Me? On the phone, like with a telemarketer, I can play the strong-armed guy who occasionally likes to prank a caller. Recently, for example, I strung along one of those car-warranty salespeople for a few fun minutes by claiming to have a 1984 Cutlass Cierra with only 12 miles on it in the garage of my (equally-fictitious) vacation home in Cuba; yes, I said, I was very much interested in buying an extended warranty for the car. But they also had to warranty its 8-track tape player and find me a pristine copy of “Synchronicity,” the stellar tape by the band The Police, which had melted in the stifling Caribbean summer.

In person, though, I’m more docile, usually deciding only after the damage is done that I should have spoken up about something unsatisfactory.

So back to Lee Ann: late one recent afternoon, she got exposed to a litany of sales closing techniques that were as irritatingly abrasive as anything I’d heard before. After all the measurements in the bathroom were done, the tile and glass were picked out and the estimate was calculated and presented, the salesman went in for the kill. He twisted the nozzle to wide open and began figuratively spraying Lee Ann with a barrage of tactics, superlatives, “today only” incentives, rationalities and arm-twisting.

As she sat at the kitchen table with the sales guy and I sat in the living room working, I couldn’t believe what I was hearing — but it was enough to know that he wasn’t listening when she said we were getting more estimates before making a decision.

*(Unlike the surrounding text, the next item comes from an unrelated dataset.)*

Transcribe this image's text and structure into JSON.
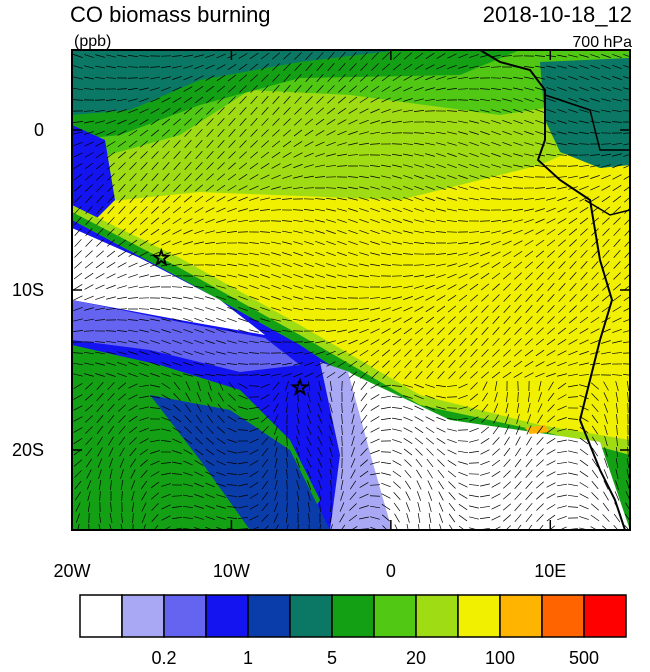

I also could tell by Lee Ann’s voice that she’d had enough. Lee Ann can fight her own battles, so in getting out of my chair I was as much coming to his rescue as I was hers.

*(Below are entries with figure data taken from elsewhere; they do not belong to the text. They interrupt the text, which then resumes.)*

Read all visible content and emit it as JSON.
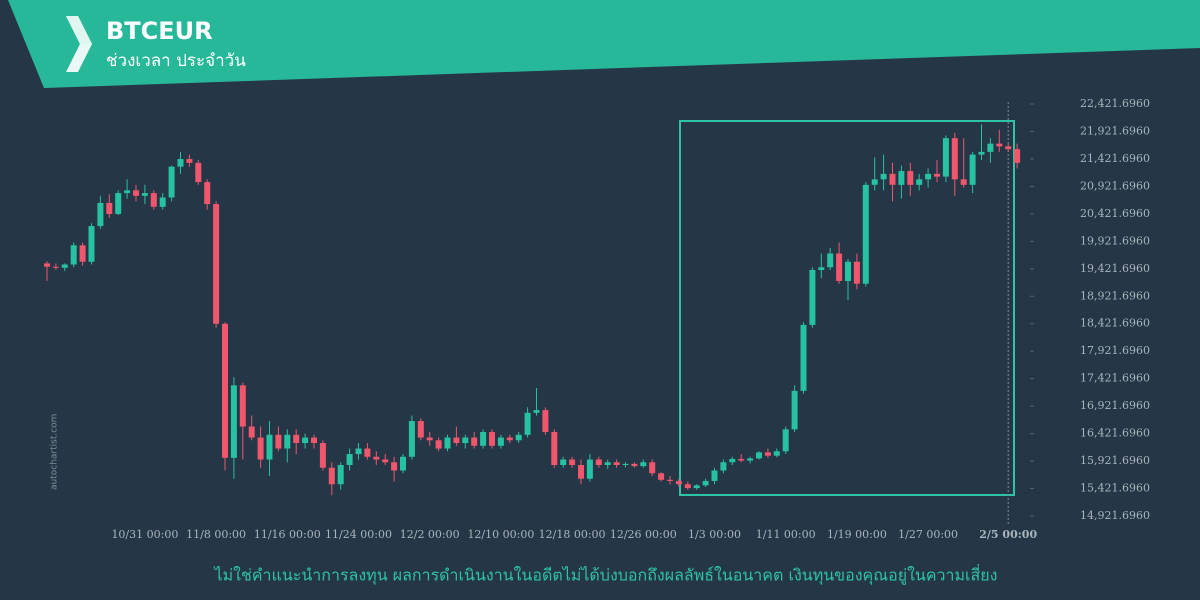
{
  "header": {
    "title": "BTCEUR",
    "subtitle": "ช่วงเวลา ประจำวัน"
  },
  "watermark": "autochartist.com",
  "footer": "ไม่ใช่คำแนะนำการลงทุน ผลการดำเนินงานในอดีตไม่ได้บ่งบอกถึงผลลัพธ์ในอนาคต เงินทุนของคุณอยู่ในความเสี่ยง",
  "chart_data": {
    "type": "candlestick",
    "up_color": "#26c2a2",
    "down_color": "#f0566c",
    "x": [
      "10/20 00:00",
      "10/21 00:00",
      "10/22 00:00",
      "10/23 00:00",
      "10/24 00:00",
      "10/25 00:00",
      "10/26 00:00",
      "10/27 00:00",
      "10/28 00:00",
      "10/29 00:00",
      "10/30 00:00",
      "10/31 00:00",
      "11/1 00:00",
      "11/2 00:00",
      "11/3 00:00",
      "11/4 00:00",
      "11/5 00:00",
      "11/6 00:00",
      "11/7 00:00",
      "11/8 00:00",
      "11/9 00:00",
      "11/10 00:00",
      "11/11 00:00",
      "11/12 00:00",
      "11/13 00:00",
      "11/14 00:00",
      "11/15 00:00",
      "11/16 00:00",
      "11/17 00:00",
      "11/18 00:00",
      "11/19 00:00",
      "11/20 00:00",
      "11/21 00:00",
      "11/22 00:00",
      "11/23 00:00",
      "11/24 00:00",
      "11/25 00:00",
      "11/26 00:00",
      "11/27 00:00",
      "11/28 00:00",
      "11/29 00:00",
      "11/30 00:00",
      "12/1 00:00",
      "12/2 00:00",
      "12/3 00:00",
      "12/4 00:00",
      "12/5 00:00",
      "12/6 00:00",
      "12/7 00:00",
      "12/8 00:00",
      "12/9 00:00",
      "12/10 00:00",
      "12/11 00:00",
      "12/12 00:00",
      "12/13 00:00",
      "12/14 00:00",
      "12/15 00:00",
      "12/16 00:00",
      "12/17 00:00",
      "12/18 00:00",
      "12/19 00:00",
      "12/20 00:00",
      "12/21 00:00",
      "12/22 00:00",
      "12/23 00:00",
      "12/24 00:00",
      "12/25 00:00",
      "12/26 00:00",
      "12/27 00:00",
      "12/28 00:00",
      "12/29 00:00",
      "12/30 00:00",
      "12/31 00:00",
      "1/1 00:00",
      "1/2 00:00",
      "1/3 00:00",
      "1/4 00:00",
      "1/5 00:00",
      "1/6 00:00",
      "1/7 00:00",
      "1/8 00:00",
      "1/9 00:00",
      "1/10 00:00",
      "1/11 00:00",
      "1/12 00:00",
      "1/13 00:00",
      "1/14 00:00",
      "1/15 00:00",
      "1/16 00:00",
      "1/17 00:00",
      "1/18 00:00",
      "1/19 00:00",
      "1/20 00:00",
      "1/21 00:00",
      "1/22 00:00",
      "1/23 00:00",
      "1/24 00:00",
      "1/25 00:00",
      "1/26 00:00",
      "1/27 00:00",
      "1/28 00:00",
      "1/29 00:00",
      "1/30 00:00",
      "1/31 00:00",
      "2/1 00:00",
      "2/2 00:00",
      "2/3 00:00",
      "2/4 00:00",
      "2/5 00:00",
      "2/6 00:00"
    ],
    "open": [
      19520,
      19460,
      19440,
      19500,
      19850,
      19550,
      20200,
      20620,
      20420,
      20800,
      20850,
      20750,
      20800,
      20550,
      20720,
      21280,
      21420,
      21350,
      21000,
      20600,
      18420,
      15980,
      17300,
      16550,
      16350,
      15950,
      16400,
      16150,
      16400,
      16250,
      16350,
      16250,
      15800,
      15500,
      15850,
      16050,
      16150,
      16000,
      15950,
      15900,
      15750,
      16000,
      16650,
      16350,
      16300,
      16150,
      16350,
      16250,
      16350,
      16200,
      16450,
      16200,
      16350,
      16300,
      16400,
      16800,
      16850,
      16450,
      15850,
      15950,
      15850,
      15600,
      15950,
      15850,
      15900,
      15850,
      15870,
      15830,
      15900,
      15700,
      15580,
      15560,
      15500,
      15430,
      15480,
      15560,
      15750,
      15900,
      15960,
      15930,
      15970,
      16080,
      16020,
      16100,
      16500,
      17200,
      18400,
      19400,
      19450,
      19700,
      19200,
      19550,
      19150,
      20950,
      21050,
      21150,
      20950,
      21200,
      20950,
      21050,
      21150,
      21100,
      21800,
      21050,
      20950,
      21500,
      21550,
      21700,
      21650,
      21600
    ],
    "high": [
      19560,
      19520,
      19520,
      19900,
      19900,
      20250,
      20750,
      20780,
      20850,
      21050,
      20950,
      20950,
      20850,
      20800,
      21300,
      21550,
      21500,
      21400,
      21050,
      20650,
      18450,
      17450,
      17350,
      16750,
      16550,
      16650,
      16550,
      16500,
      16500,
      16420,
      16400,
      16300,
      15900,
      15900,
      16150,
      16250,
      16250,
      16100,
      16050,
      16000,
      16050,
      16750,
      16700,
      16450,
      16350,
      16400,
      16550,
      16400,
      16450,
      16500,
      16500,
      16400,
      16400,
      16450,
      16900,
      17250,
      16900,
      16500,
      16000,
      16000,
      15950,
      16050,
      16000,
      15950,
      15950,
      15900,
      15900,
      15950,
      15950,
      15720,
      15650,
      15600,
      15550,
      15500,
      15600,
      15800,
      15950,
      16000,
      16050,
      16000,
      16100,
      16150,
      16150,
      16550,
      17300,
      18450,
      19450,
      19700,
      19800,
      19900,
      19600,
      19700,
      21000,
      21450,
      21500,
      21350,
      21300,
      21350,
      21150,
      21250,
      21400,
      21850,
      21900,
      21800,
      21550,
      22050,
      21800,
      21950,
      21700,
      21700
    ],
    "low": [
      19200,
      19400,
      19380,
      19450,
      19480,
      19500,
      20150,
      20350,
      20400,
      20700,
      20650,
      20600,
      20500,
      20500,
      20650,
      21150,
      21280,
      20950,
      20500,
      18350,
      15750,
      15600,
      15950,
      16300,
      15800,
      15650,
      16100,
      15900,
      16050,
      16150,
      16150,
      15750,
      15300,
      15400,
      15750,
      15950,
      15950,
      15850,
      15850,
      15550,
      15700,
      15950,
      16300,
      16200,
      16100,
      16100,
      16200,
      16150,
      16150,
      16150,
      16150,
      16150,
      16250,
      16250,
      16350,
      16750,
      16400,
      15800,
      15800,
      15800,
      15500,
      15550,
      15800,
      15780,
      15800,
      15810,
      15800,
      15800,
      15650,
      15550,
      15500,
      15450,
      15400,
      15400,
      15450,
      15500,
      15700,
      15850,
      15900,
      15880,
      15950,
      15980,
      15990,
      16050,
      16450,
      17150,
      18350,
      19250,
      19400,
      19150,
      18850,
      19050,
      19100,
      20850,
      20850,
      20650,
      20700,
      20750,
      20850,
      20900,
      21000,
      21000,
      20750,
      20900,
      20800,
      21400,
      21350,
      21550,
      21550,
      21250
    ],
    "close": [
      19460,
      19440,
      19500,
      19850,
      19550,
      20200,
      20620,
      20420,
      20800,
      20850,
      20750,
      20800,
      20550,
      20720,
      21280,
      21420,
      21350,
      21000,
      20600,
      18420,
      15980,
      17300,
      16550,
      16350,
      15950,
      16400,
      16150,
      16400,
      16250,
      16350,
      16250,
      15800,
      15500,
      15850,
      16050,
      16150,
      16000,
      15950,
      15900,
      15750,
      16000,
      16650,
      16350,
      16300,
      16150,
      16350,
      16250,
      16350,
      16200,
      16450,
      16200,
      16350,
      16300,
      16400,
      16800,
      16850,
      16450,
      15850,
      15950,
      15850,
      15600,
      15950,
      15850,
      15900,
      15850,
      15870,
      15830,
      15900,
      15700,
      15580,
      15560,
      15500,
      15430,
      15480,
      15560,
      15750,
      15900,
      15960,
      15930,
      15970,
      16080,
      16020,
      16100,
      16500,
      17200,
      18400,
      19400,
      19450,
      19700,
      19200,
      19550,
      19150,
      20950,
      21050,
      21150,
      20950,
      21200,
      20950,
      21050,
      21150,
      21100,
      21800,
      21050,
      20950,
      21500,
      21550,
      21700,
      21650,
      21600,
      21350
    ],
    "ylim": [
      14921.696,
      22421.696
    ],
    "yticks": [
      {
        "value": 14921.696,
        "label": "14,921.6960"
      },
      {
        "value": 15421.696,
        "label": "15,421.6960"
      },
      {
        "value": 15921.696,
        "label": "15,921.6960"
      },
      {
        "value": 16421.696,
        "label": "16,421.6960"
      },
      {
        "value": 16921.696,
        "label": "16,921.6960"
      },
      {
        "value": 17421.696,
        "label": "17,421.6960"
      },
      {
        "value": 17921.696,
        "label": "17,921.6960"
      },
      {
        "value": 18421.696,
        "label": "18,421.6960"
      },
      {
        "value": 18921.696,
        "label": "18,921.6960"
      },
      {
        "value": 19421.696,
        "label": "19,421.6960"
      },
      {
        "value": 19921.696,
        "label": "19,921.6960"
      },
      {
        "value": 20421.696,
        "label": "20,421.6960"
      },
      {
        "value": 20921.696,
        "label": "20,921.6960"
      },
      {
        "value": 21421.696,
        "label": "21,421.6960"
      },
      {
        "value": 21921.696,
        "label": "21,921.6960"
      },
      {
        "value": 22421.696,
        "label": "22,421.6960"
      }
    ],
    "xticks": [
      "10/31 00:00",
      "11/8 00:00",
      "11/16 00:00",
      "11/24 00:00",
      "12/2 00:00",
      "12/10 00:00",
      "12/18 00:00",
      "12/26 00:00",
      "1/3 00:00",
      "1/11 00:00",
      "1/19 00:00",
      "1/27 00:00",
      "2/5 00:00"
    ]
  }
}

“Listen,” I said to him, nicely, as I stood up and walked to the table. “Here’s what she’s trying to tell you: we’re not deciding today. We’re getting three quotes, and you’re just the first.”

“So you don’t care about quality?” he asked. “Doesn’t that mean something to you?”

“Look,” I said. “I get that you’re trained to sell a certain way. I understand closing the deal. I know you’re trying to make a sale, but we’re just not there yet. We’ve done projects like this before. A lot. We’re going to talk to the other two vendors before we make a decision.”

That did little to deter him. He kept up his patter, working a new wrinkle. Soon, we were talking over each other. And not long after that we were showing him the door.

The worst part? A bystander in this scene was a new employee of the company who’d just joined as a salesperson; he was sitting in on our presentation as part of his training. This gentleman — twice the age of the “pro” he was training under, meaning he was older than Lee Ann and I were — had arrived at the appointment on time. We’d had such a pleasant conversation with him, learning about his career in construction and contracting, that we barely noticed that when the “pro” finally arrived, he was a full 30 minutes late.

As the young gun drove off in a huff, the sales trainee stood apologetically on our front porch. Earlier in our conversation he’d said one of the things he liked most about his new company was that they didn’t use high-pressure sales tactics. Now he was embarrassed. And maybe having second thoughts.

He left sheepishly, leaving in the air the one thing his associate should have said a half hour earlier — in fact, the best closing line I’ve ever heard: “What can we do to earn your business?”

After which comes the secret to sales: shut up and listen.